Do naszego mieszkania wszedłem z gracją i elegancją, dobra tak mi się wydawało, tak naprawdę wtoczyłem się do budynku, jak ten ostatni pijak.
Modliłem się, by mnie nie spotkał, niestety moje słowa nie zostały wysłuchane. Już od progu mogłem zobaczyć mojego ukochanego. Jego twarz wyrażała złość. Nie dziwiłem się mu. W końcu nie było mnie całą noc.
- Sven. Możesz mi powiedzieć, gdzie byłeś? - zapytał podniesionym głosem, od którego bolała mnie głowa. Mimo alkoholu, który przyćmił moje logiczne myślenie, wiedziałam, że muszę coś wymyślić.
- U Severina - skłamałem płynnie.
Martin spojrzał na mnie wątpiącym wzrokiem.

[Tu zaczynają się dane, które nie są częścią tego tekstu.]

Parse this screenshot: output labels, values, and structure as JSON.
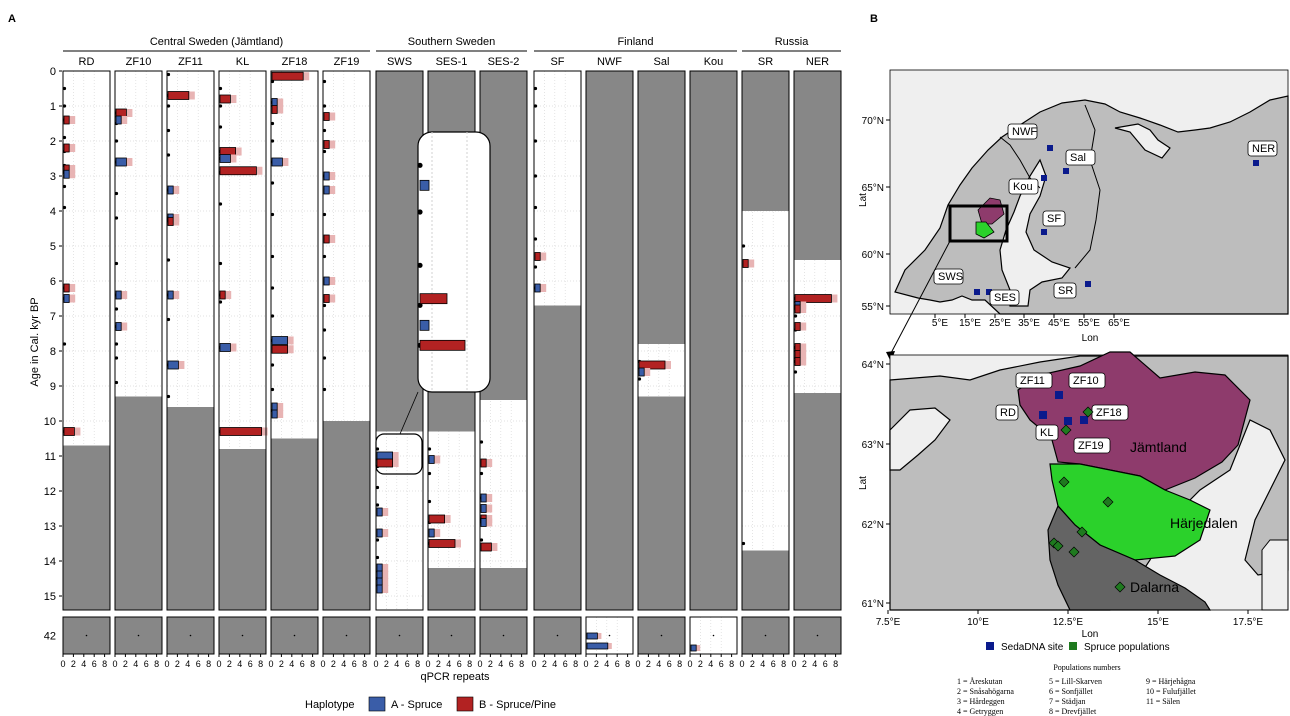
{
  "chart_data": [
    {
      "type": "bar",
      "panel_label": "A",
      "ylabel": "Age in Cal. kyr BP",
      "xlabel": "qPCR repeats",
      "y_ticks": [
        "0",
        "1",
        "2",
        "3",
        "4",
        "5",
        "6",
        "7",
        "8",
        "9",
        "10",
        "11",
        "12",
        "13",
        "14",
        "15"
      ],
      "y_bottom_tick": "42",
      "x_ticks": [
        "0",
        "2",
        "4",
        "6",
        "8"
      ],
      "regions": [
        {
          "name": "Central Sweden (Jämtland)",
          "sites": [
            "RD",
            "ZF10",
            "ZF11",
            "KL",
            "ZF18",
            "ZF19"
          ]
        },
        {
          "name": "Southern Sweden",
          "sites": [
            "SWS",
            "SES-1",
            "SES-2"
          ]
        },
        {
          "name": "Finland",
          "sites": [
            "SF",
            "NWF",
            "Sal",
            "Kou"
          ]
        },
        {
          "name": "Russia",
          "sites": [
            "SR",
            "NER"
          ]
        }
      ],
      "legend": {
        "title": "Haplotype",
        "items": [
          {
            "label": "A - Spruce",
            "color": "#3A5DA8"
          },
          {
            "label": "B - Spruce/Pine",
            "color": "#B22222"
          }
        ]
      },
      "colors": {
        "A": "#3A5DA8",
        "B": "#B22222",
        "no_data": "#878787",
        "ghost": "#E8B4B4"
      },
      "series": [
        {
          "site": "RD",
          "no_data_from": 10.7,
          "bottom_no_data": true,
          "samples": [
            0.5,
            1.0,
            1.4,
            1.9,
            2.3,
            2.7,
            2.9,
            3.3,
            3.9,
            6.2,
            6.5,
            7.8,
            10.3
          ],
          "bars": [
            {
              "age": 1.4,
              "hap": "B",
              "n": 1
            },
            {
              "age": 2.2,
              "hap": "B",
              "n": 1
            },
            {
              "age": 2.8,
              "hap": "B",
              "n": 1
            },
            {
              "age": 2.95,
              "hap": "A",
              "n": 1
            },
            {
              "age": 6.2,
              "hap": "B",
              "n": 1
            },
            {
              "age": 6.5,
              "hap": "A",
              "n": 1
            },
            {
              "age": 10.3,
              "hap": "B",
              "n": 2
            }
          ]
        },
        {
          "site": "ZF10",
          "no_data_from": 9.3,
          "bottom_no_data": true,
          "samples": [
            1.2,
            1.5,
            2.0,
            2.6,
            3.5,
            4.2,
            5.5,
            6.4,
            6.8,
            7.3,
            7.8,
            8.2,
            8.9
          ],
          "bars": [
            {
              "age": 1.2,
              "hap": "B",
              "n": 2
            },
            {
              "age": 1.4,
              "hap": "A",
              "n": 1
            },
            {
              "age": 2.6,
              "hap": "A",
              "n": 2
            },
            {
              "age": 6.4,
              "hap": "A",
              "n": 1
            },
            {
              "age": 7.3,
              "hap": "A",
              "n": 1
            }
          ]
        },
        {
          "site": "ZF11",
          "no_data_from": 9.6,
          "bottom_no_data": true,
          "samples": [
            0.1,
            0.7,
            1.0,
            1.7,
            2.4,
            3.4,
            4.2,
            5.4,
            6.4,
            7.1,
            8.4,
            9.3
          ],
          "bars": [
            {
              "age": 0.7,
              "hap": "B",
              "n": 4
            },
            {
              "age": 3.4,
              "hap": "A",
              "n": 1
            },
            {
              "age": 4.2,
              "hap": "A",
              "n": 1
            },
            {
              "age": 4.3,
              "hap": "B",
              "n": 1
            },
            {
              "age": 6.4,
              "hap": "A",
              "n": 1
            },
            {
              "age": 8.4,
              "hap": "A",
              "n": 2
            }
          ]
        },
        {
          "site": "KL",
          "no_data_from": 10.8,
          "bottom_no_data": true,
          "samples": [
            0.5,
            1.0,
            1.6,
            2.3,
            2.5,
            2.9,
            3.8,
            5.5,
            6.4,
            6.6,
            7.9,
            10.3
          ],
          "bars": [
            {
              "age": 0.8,
              "hap": "B",
              "n": 2
            },
            {
              "age": 2.3,
              "hap": "B",
              "n": 3
            },
            {
              "age": 2.5,
              "hap": "A",
              "n": 2
            },
            {
              "age": 2.85,
              "hap": "B",
              "n": 7
            },
            {
              "age": 6.4,
              "hap": "B",
              "n": 1
            },
            {
              "age": 7.9,
              "hap": "A",
              "n": 2
            },
            {
              "age": 10.3,
              "hap": "B",
              "n": 8
            }
          ]
        },
        {
          "site": "ZF18",
          "no_data_from": 10.5,
          "bottom_no_data": true,
          "samples": [
            0.3,
            0.9,
            1.5,
            2.0,
            2.6,
            3.2,
            4.1,
            5.3,
            6.2,
            7.0,
            7.7,
            8.4,
            9.1,
            9.7
          ],
          "bars": [
            {
              "age": 0.15,
              "hap": "B",
              "n": 6
            },
            {
              "age": 0.9,
              "hap": "A",
              "n": 1
            },
            {
              "age": 1.1,
              "hap": "B",
              "n": 1
            },
            {
              "age": 2.6,
              "hap": "A",
              "n": 2
            },
            {
              "age": 7.7,
              "hap": "A",
              "n": 3
            },
            {
              "age": 7.95,
              "hap": "B",
              "n": 3
            },
            {
              "age": 9.6,
              "hap": "A",
              "n": 1
            },
            {
              "age": 9.8,
              "hap": "A",
              "n": 1
            }
          ]
        },
        {
          "site": "ZF19",
          "no_data_from": 10.0,
          "bottom_no_data": true,
          "samples": [
            0.3,
            1.0,
            1.7,
            2.3,
            3.0,
            4.1,
            5.3,
            6.7,
            7.4,
            8.2,
            9.1
          ],
          "bars": [
            {
              "age": 1.3,
              "hap": "B",
              "n": 1
            },
            {
              "age": 2.1,
              "hap": "B",
              "n": 1
            },
            {
              "age": 3.0,
              "hap": "A",
              "n": 1
            },
            {
              "age": 3.4,
              "hap": "A",
              "n": 1
            },
            {
              "age": 4.8,
              "hap": "B",
              "n": 1
            },
            {
              "age": 6.0,
              "hap": "A",
              "n": 1
            },
            {
              "age": 6.5,
              "hap": "B",
              "n": 1
            }
          ]
        },
        {
          "site": "SWS",
          "no_data_to": 10.3,
          "bottom_no_data": true,
          "samples": [
            10.8,
            11.3,
            11.9,
            12.4,
            13.4,
            13.9,
            14.5
          ],
          "bars": [
            {
              "age": 11.0,
              "hap": "A",
              "n": 3
            },
            {
              "age": 11.2,
              "hap": "B",
              "n": 3
            },
            {
              "age": 12.6,
              "hap": "A",
              "n": 1
            },
            {
              "age": 13.2,
              "hap": "A",
              "n": 1
            },
            {
              "age": 14.2,
              "hap": "A",
              "n": 1
            },
            {
              "age": 14.4,
              "hap": "A",
              "n": 1
            },
            {
              "age": 14.6,
              "hap": "A",
              "n": 1
            },
            {
              "age": 14.8,
              "hap": "A",
              "n": 1
            }
          ]
        },
        {
          "site": "SES-1",
          "no_data_to": 10.3,
          "no_data_from": 14.2,
          "bottom_no_data": true,
          "samples": [
            10.8,
            11.5,
            12.3,
            12.9,
            13.5
          ],
          "bars": [
            {
              "age": 11.1,
              "hap": "A",
              "n": 1
            },
            {
              "age": 12.8,
              "hap": "B",
              "n": 3
            },
            {
              "age": 13.2,
              "hap": "A",
              "n": 1
            },
            {
              "age": 13.5,
              "hap": "B",
              "n": 5
            }
          ]
        },
        {
          "site": "SES-2",
          "no_data_to": 9.4,
          "no_data_from": 14.2,
          "bottom_no_data": true,
          "samples": [
            10.6,
            11.5,
            12.2,
            12.8,
            13.4
          ],
          "bars": [
            {
              "age": 11.2,
              "hap": "B",
              "n": 1
            },
            {
              "age": 12.2,
              "hap": "A",
              "n": 1
            },
            {
              "age": 12.5,
              "hap": "A",
              "n": 1
            },
            {
              "age": 12.8,
              "hap": "B",
              "n": 1
            },
            {
              "age": 12.9,
              "hap": "A",
              "n": 1
            },
            {
              "age": 13.6,
              "hap": "B",
              "n": 2
            }
          ]
        },
        {
          "site": "SF",
          "no_data_from": 6.7,
          "bottom_no_data": true,
          "samples": [
            0.5,
            1.0,
            2.0,
            3.0,
            3.9,
            4.8,
            5.6,
            6.2
          ],
          "bars": [
            {
              "age": 5.3,
              "hap": "B",
              "n": 1
            },
            {
              "age": 6.2,
              "hap": "A",
              "n": 1
            }
          ]
        },
        {
          "site": "NWF",
          "no_data_to": 15.4,
          "bottom_no_data": false,
          "samples": [],
          "bars": [
            {
              "age": 42.0,
              "hap": "A",
              "n": 2
            },
            {
              "age": 42.2,
              "hap": "A",
              "n": 4
            }
          ]
        },
        {
          "site": "Sal",
          "no_data_to": 7.8,
          "no_data_from": 9.3,
          "bottom_no_data": true,
          "samples": [
            8.3,
            8.8
          ],
          "bars": [
            {
              "age": 8.4,
              "hap": "B",
              "n": 5
            },
            {
              "age": 8.6,
              "hap": "A",
              "n": 1
            }
          ]
        },
        {
          "site": "Kou",
          "no_data_to": 15.4,
          "bottom_no_data": false,
          "samples": [],
          "bars": [
            {
              "age": 42.3,
              "hap": "A",
              "n": 1
            }
          ]
        },
        {
          "site": "SR",
          "no_data_to": 4.0,
          "no_data_from": 13.7,
          "bottom_no_data": true,
          "samples": [
            5.0,
            13.5
          ],
          "bars": [
            {
              "age": 5.5,
              "hap": "B",
              "n": 1
            }
          ]
        },
        {
          "site": "NER",
          "no_data_to": 5.4,
          "no_data_from": 9.2,
          "bottom_no_data": true,
          "samples": [
            6.5,
            7.0,
            7.4,
            7.9,
            8.3,
            8.6
          ],
          "bars": [
            {
              "age": 6.5,
              "hap": "B",
              "n": 7
            },
            {
              "age": 6.7,
              "hap": "A",
              "n": 1
            },
            {
              "age": 6.8,
              "hap": "B",
              "n": 1
            },
            {
              "age": 7.3,
              "hap": "B",
              "n": 1
            },
            {
              "age": 7.9,
              "hap": "B",
              "n": 1
            },
            {
              "age": 8.1,
              "hap": "B",
              "n": 1
            },
            {
              "age": 8.3,
              "hap": "B",
              "n": 1
            }
          ]
        }
      ]
    },
    {
      "type": "map",
      "panel_label": "B",
      "xlabel": "Lon",
      "ylabel": "Lat",
      "overview": {
        "x_ticks": [
          "5°E",
          "15°E",
          "25°E",
          "35°E",
          "45°E",
          "55°E",
          "65°E"
        ],
        "y_ticks": [
          "70°N",
          "65°N",
          "60°N",
          "55°N"
        ],
        "site_labels": [
          "NWF",
          "Sal",
          "Kou",
          "SF",
          "NER",
          "SWS",
          "SES",
          "SR"
        ]
      },
      "detail": {
        "x_ticks": [
          "7.5°E",
          "10°E",
          "12.5°E",
          "15°E",
          "17.5°E"
        ],
        "y_ticks": [
          "64°N",
          "63°N",
          "62°N",
          "61°N"
        ],
        "site_labels": [
          "ZF11",
          "ZF10",
          "RD",
          "ZF18",
          "KL",
          "ZF19"
        ],
        "region_labels": [
          "Jämtland",
          "Härjedalen",
          "Dalarna"
        ]
      },
      "legend": [
        {
          "label": "SedaDNA site",
          "color": "#0A1A8C"
        },
        {
          "label": "Spruce populations",
          "color": "#1F7A1F"
        }
      ],
      "population_title": "Populations numbers",
      "populations": [
        "1 = Åreskutan",
        "2 = Snåsahögarna",
        "3 = Hårdeggen",
        "4 = Getryggen",
        "5 = Lill-Skarven",
        "6 = Sonfjället",
        "7 = Städjan",
        "8 = Drevfjället",
        "9 = Härjehågna",
        "10 = Fulufjället",
        "11 = Sälen"
      ]
    }
  ]
}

- Okej - wyjąkał. Cała stanowczość, która w nim była, momentalnie zniknęła.
- Mogę iść spać? - spytałem i sprytnie go wyminąłem.
- Tak - powiedział i odprowadził mnie spojrzeniem.

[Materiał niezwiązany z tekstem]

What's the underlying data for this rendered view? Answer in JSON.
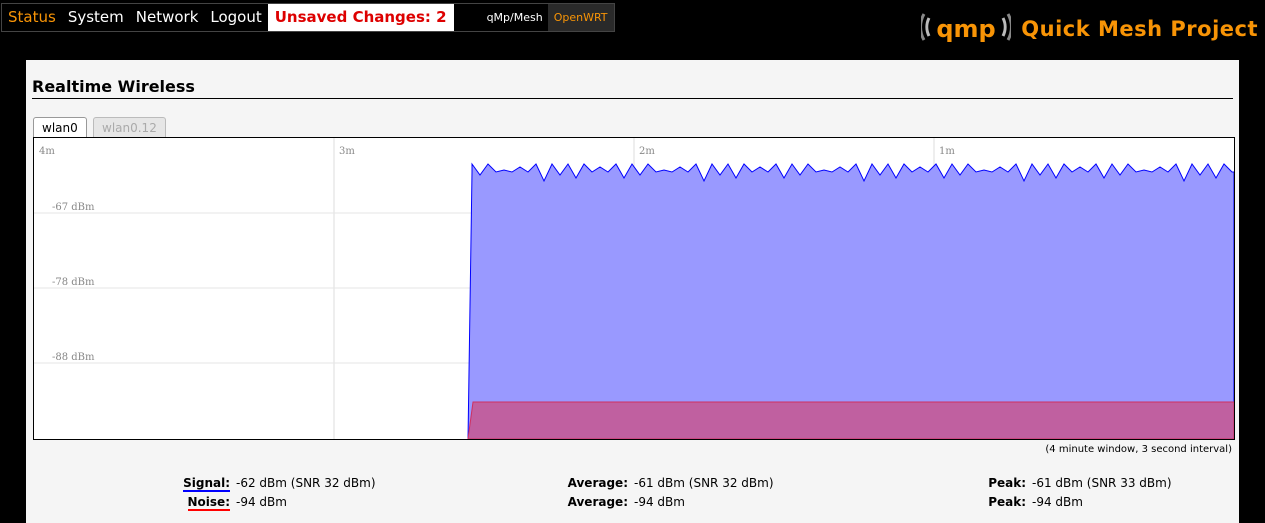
{
  "nav": {
    "items": [
      "Status",
      "System",
      "Network",
      "Logout"
    ],
    "unsaved": "Unsaved Changes: 2",
    "theme_qmp": "qMp/Mesh",
    "theme_openwrt": "OpenWRT"
  },
  "brand": {
    "logo_text": "qmp",
    "title": "Quick Mesh Project"
  },
  "page": {
    "title": "Realtime Wireless",
    "tabs": [
      "wlan0",
      "wlan0.12"
    ],
    "window_note": "(4 minute window, 3 second interval)"
  },
  "chart_data": {
    "type": "area",
    "x_labels": [
      "4m",
      "3m",
      "2m",
      "1m"
    ],
    "y_ticks": [
      "-67 dBm",
      "-78 dBm",
      "-88 dBm"
    ],
    "series": [
      {
        "name": "Signal",
        "color": "#0000ff",
        "fill": "#9999ff",
        "values": [
          -62
        ]
      },
      {
        "name": "Noise",
        "color": "#ff0000",
        "fill": "#c060a0",
        "values": [
          -94
        ]
      }
    ]
  },
  "stats": {
    "signal_label": "Signal:",
    "signal_value": "-62 dBm (SNR 32 dBm)",
    "noise_label": "Noise:",
    "noise_value": "-94 dBm",
    "avg_label": "Average:",
    "avg_signal": "-61 dBm (SNR 32 dBm)",
    "avg_noise": "-94 dBm",
    "peak_label": "Peak:",
    "peak_signal": "-61 dBm (SNR 33 dBm)",
    "peak_noise": "-94 dBm"
  }
}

Gdy już leżałem na łóżku poczułem jego obecność za swoimi plecami. Słyszałem jak cicho pociąga nosem. Wiedziałem, że płacze. Czułem wyrzuty sumienia. Normalnie wtuliłbym się w jego ciało, ale teraz nie mogłem tego zrobić. Nie byłem godzien, by go dotknąć. Nie potrafiłbym oddać mu wieczności, nie teraz. Miałem nadzieję, że szybko się uspokoi i zaśnie. Niestety. Miałem wrażenie, że wylał już morze łez. Musiałem się przemóc. Zbliżyłem się do Martina i delikatnie objąłem go.
- Nie płacz, proszę - wyszeptałem i otarłem jego policzki. Schmitt zerknął na mnie swoimi zaczerwionymi oczami i wtulił się w moją szyję.
- Kocham cię - powiedział sennie. Chciałem mu odpowiedzieć tym samym, ale nie potrafiłem. To wszystko odbijało się na naszej drużynie. Ja już nie potrafiłem kochać go tak jak wcześniej. Kiedy poszliśmy do klubu grała nasza ulubiona piosenka. Widziałem błysk w jego oku. Chwyciłem jego dłoń, ale to już nie było to samo. Moje stopy plątały się, każdy krok był ostrożny, stopy winnego już nie potrafią udawać. Wiele razy chciałem mu powiedzieć prawdę. Wyzbyć się niepotrzebnych wyrzutów sumienia, ale nie potrafiłem. Wiedziałem, że jeżeli mu to powiem, wywołam w nim ogromne wyrzuty sumienia. Zastanawiałby się co z nim nie tak. Nie mogłem zrzucić na niego tak wielkiego ciężaru jakim była zdrada.
I już nigdy nie wrócimy do tej beztroski i szaleństwa. Moje usta już nigdy nie pocałują tych jego w ten sam sposób, jak robiły to wcześniej. Niewiedza jest czymś pięknym, gdy nie przywołuje bólu. Nam najwyraźniej nie wyszło.